Ms. McNally, whose large-scale paintings and collage studies can be seen in the barn, has been studying landscape for over 30 years. She once spent 12 months painting en plein air across all 50 states, but has recently focused more on process than depiction, creating fragments, or amalgams, of places, informed by memory.
She now thinks of landscape as the "substructure" of her abstraction, according to the center, and has spoken of the satisfaction of finding her way through a problem -- determining, for example, which elements of the landscape get to inhabit the abstraction, and which aspects of abstraction better depict its vitality. Her collage studies illuminate those efforts.
A reception will be held on Saturday from 5 to 7 p.m. Ms. McNally will speak about her work on Sunday afternoon at 3.

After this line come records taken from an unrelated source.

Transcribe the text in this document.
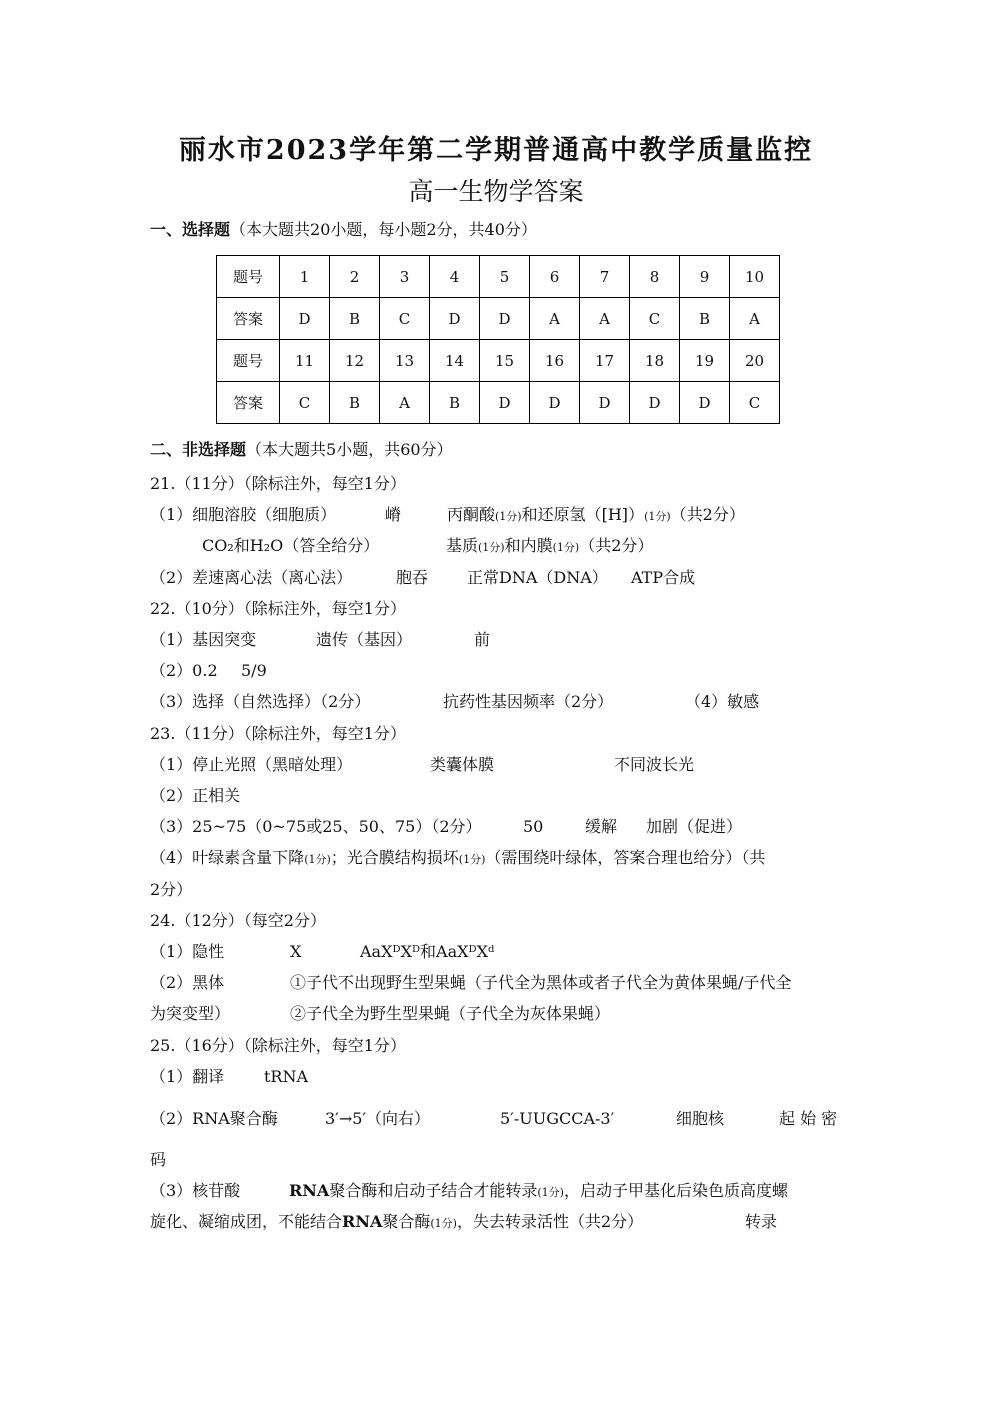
丽水市2023学年第二学期普通高中教学质量监控
高一生物学答案
一、选择题（本大题共20小题，每小题2分，共40分）
题号	1	2	3	4	5	6	7	8	9	10
答案	D	B	C	D	D	A	A	C	B	A
题号	11	12	13	14	15	16	17	18	19	20
答案	C	B	A	B	D	D	D	D	D	C
二、非选择题（本大题共5小题，共60分）
21.（11分）（除标注外，每空1分）
（1）细胞溶胶（细胞质）	嵴	丙酮酸(1分)和还原氢（[H]）(1分)（共2分）
CO₂和H₂O（答全给分）	基质(1分)和内膜(1分)（共2分）
（2）差速离心法（离心法）	胞吞 正常DNA（DNA） ATP合成
22.（10分）（除标注外，每空1分）
（1）基因突变	遗传（基因）	前
（2）0.2 5/9
（3）选择（自然选择）（2分）	抗药性基因频率（2分）	（4）敏感
23.（11分）（除标注外，每空1分）
（1）停止光照（黑暗处理）	类囊体膜	不同波长光
（2）正相关
（3）25~75（0~75或25、50、75）（2分）	50	缓解 加剧（促进）
（4）叶绿素含量下降(1分)；光合膜结构损坏(1分)（需围绕叶绿体，答案合理也给分）（共
2分）
24.（12分）（每空2分）
（1）隐性	X	AaXᴰXᴰ和AaXᴰXᵈ
（2）黑体	①子代不出现野生型果蝇（子代全为黑体或者子代全为黄体果蝇/子代全
为突变型）	②子代全为野生型果蝇（子代全为灰体果蝇）
25.（16分）（除标注外，每空1分）
（1）翻译 tRNA
（2）RNA聚合酶	3′→5′（向右）	5′-UUGCCA-3′	细胞核	起 始 密
码
（3）核苷酸	RNA聚合酶和启动子结合才能转录(1分)，启动子甲基化后染色质高度螺
旋化、凝缩成团，不能结合RNA聚合酶(1分)，失去转录活性（共2分）	转录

Mr. Tyler studied ceramics during the 1970s at the School of the Museum of Fine Arts in Boston and the San Francisco Art Institute. After running a successful textile business for 30 years, he returned to ceramics in 2005, eventually building a studio and shed-sized kiln on his East Hampton property.
He works from wood and gas-firing, in combination with various ash, slip, and glaze applications. While the works in the exhibition, which will be in the site's smaller gallery building, also incorporate such materials as copper, wax, and stone, they are influenced as well by sources outside of ceramics.
Those include Giorgio Morandi's still-life paintings of vessels, stripped down to their basic forms. In addition, the cartoonish forms in Mr. Tyler's "Circus" series suggest Philip Guston's figurative work.
A reception for the artist will be held on Saturday from 3 to 5 p.m.
Both shows will continue through Oct. 8.